A 2021 amendment of the bill also seeks to issue Huduma Namba to newborns for tax reasons. The revision states that Huduma Namba will be assigned at birth, or upon enrolment. Parents should know that this registration exercise should be done within 90 days of birth, and it is compulsory. Late registrations will be met with a payment of a late registration penalty.
As seen, there are many issues surrounding the bill, some of which have been questioned by stakeholders and other interested parties.
For instance, ARTICLE 19 Eastern Africa alongside Civil Society Organizations, have submitted a joint memorandum to Parliament that will ensure the Huduma Bill promotes the full realization of access to legal identity, the right to privacy and data protection.

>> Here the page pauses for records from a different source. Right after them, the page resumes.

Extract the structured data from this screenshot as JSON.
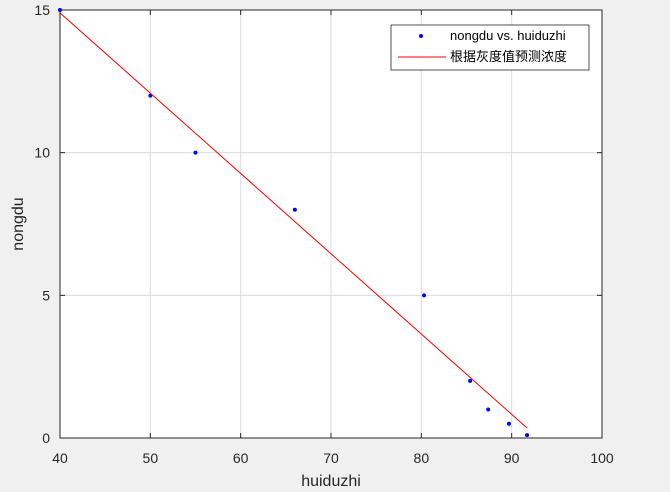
{
  "chart_data": {
    "type": "scatter",
    "xlabel": "huiduzhi",
    "ylabel": "nongdu",
    "xlim": [
      40,
      100
    ],
    "ylim": [
      0,
      15
    ],
    "xticks": [
      40,
      50,
      60,
      70,
      80,
      90,
      100
    ],
    "yticks": [
      0,
      5,
      10,
      15
    ],
    "xtick_labels": [
      "40",
      "50",
      "60",
      "70",
      "80",
      "90",
      "100"
    ],
    "ytick_labels": [
      "0",
      "5",
      "10",
      "15"
    ],
    "grid": true,
    "legend_position": "top-right",
    "series": [
      {
        "name": "nongdu vs. huiduzhi",
        "kind": "points",
        "color": "#0000ff",
        "x": [
          40,
          50,
          55,
          66,
          80.3,
          85.4,
          87.4,
          89.7,
          91.7
        ],
        "y": [
          15,
          12,
          10,
          8,
          5,
          2,
          1,
          0.5,
          0.1
        ]
      },
      {
        "name": "根据灰度值预测浓度",
        "kind": "line",
        "color": "#ff0000",
        "x": [
          40,
          91.7
        ],
        "y": [
          14.9,
          0.35
        ]
      }
    ]
  }
}
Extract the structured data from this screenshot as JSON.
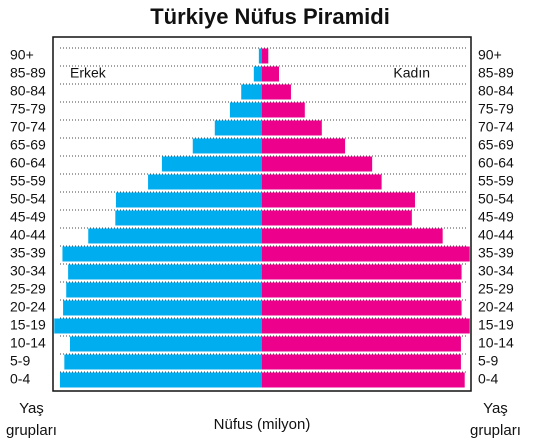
{
  "chart_data": {
    "type": "pyramid",
    "title": "Türkiye Nüfus Piramidi",
    "x_label": "Nüfus (milyon)",
    "y_label": "Yaş\ngrupları",
    "categories": [
      "90+",
      "85-89",
      "80-84",
      "75-79",
      "70-74",
      "65-69",
      "60-64",
      "55-59",
      "50-54",
      "45-49",
      "40-44",
      "35-39",
      "30-34",
      "25-29",
      "20-24",
      "15-19",
      "10-14",
      "5-9",
      "0-4"
    ],
    "series": [
      {
        "name": "Erkek",
        "color": "#00aeef",
        "values": [
          0.05,
          0.13,
          0.33,
          0.51,
          0.75,
          1.1,
          1.59,
          1.81,
          2.32,
          2.33,
          2.76,
          3.17,
          3.08,
          3.11,
          3.16,
          3.3,
          3.05,
          3.14,
          3.21
        ]
      },
      {
        "name": "Kadın",
        "color": "#ec008c",
        "values": [
          0.1,
          0.27,
          0.46,
          0.68,
          0.95,
          1.32,
          1.75,
          1.9,
          2.43,
          2.38,
          2.87,
          3.3,
          3.17,
          3.16,
          3.17,
          3.3,
          3.16,
          3.16,
          3.22
        ]
      }
    ],
    "xlim": [
      0,
      3.32
    ]
  }
}
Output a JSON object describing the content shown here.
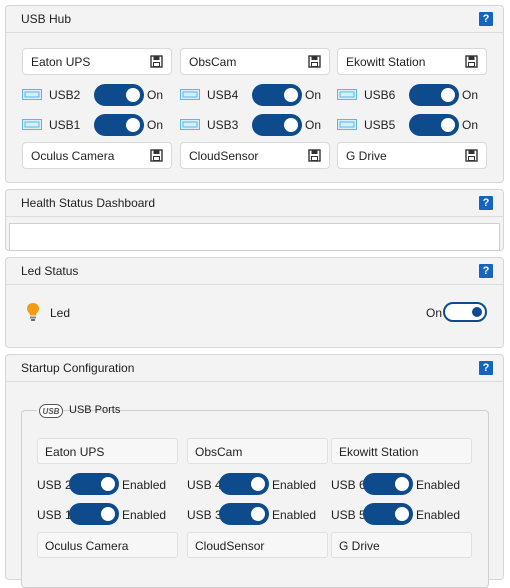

Furthermore, ARTICLE 19 has brought up some interesting recommendations. Specifically, it says the government must be tasked to invest in building user trust and confidence in digital ID. This should be done by engaging the public.
The government should also ensure a fully inclusive identification system, which means that locals can access documents such as birth certificates and ordinary IDs before transitioning to the Huduma Namba system.
Public Hearing of the Bill
There will be a public hearing of the Huduma Bill on Wednesday February 23, 2022, from 9 AM to 5 PM in the mini-chamber 1st Floor, County Hall, Parliament Buildings.
‘Members of the public wishing to participate in the public hearing are required to prepare detailed written submissions, which they will hand over to the Committee in addition to the oral submission made,’ reads an invitation to the public hearing.